The new Brazilian report about sex with animals has finally been published online.
“Sex with Animals (SWA): Behavioral Characteristics and Possible Association with Penile Cancer. A Multicenter Study,” Stênio de Cássio Zequi [pictured here], et al., Journal of Sexual Medicine, published online October 2011. (Thanks to Richard Wassersug for bringing this to our attention.) The authors, at various institutions in Brazil, report:
AIM. To investigate the behavioral characteristics of sex with animals (SWA) and its associations with penile cancer (PC) in a case-control study.
METHODS. A questionnaire about personal and sexual habits was completed in interviews of 118 PC patients and 374 controls (healthy men) recruited between 2009 and 2010 from 16 urology and oncology centers….
SWA was practiced with the same animal by 38.0% of SWA practitioners, with similar rates reported by PC patients and controls (34% vs. 39.8%, respectively; P = 0.638). The number of animals involved per individual ranged from 1 to 7. The animal types most often cited were mares (N = 80), followed by donkeys (N = 73), mules (N = 57), goats (N = 54), chickens (N = 27), calves (N = 18), cows (N = 13), dogs (N = 10), sheep (N = 10), pigs (N = 6), and other species (N = 3).
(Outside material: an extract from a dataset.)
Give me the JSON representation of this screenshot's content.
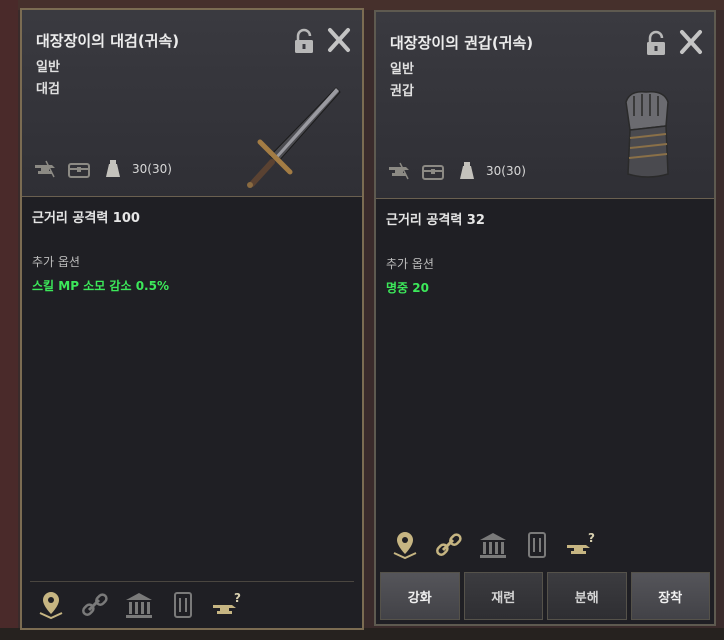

Chickens were more frequently involved in the south and southeast of the country, with only three reports in the northeast, where donkeys dominated the reports. Higher SWA rates were found in the northeast (45%), with the highest rates in Piauí and Maranhão.
BONUS: These findings seem not inconsistent with the Canadian report published two years ago (and described here recently) about a man and his mare wives.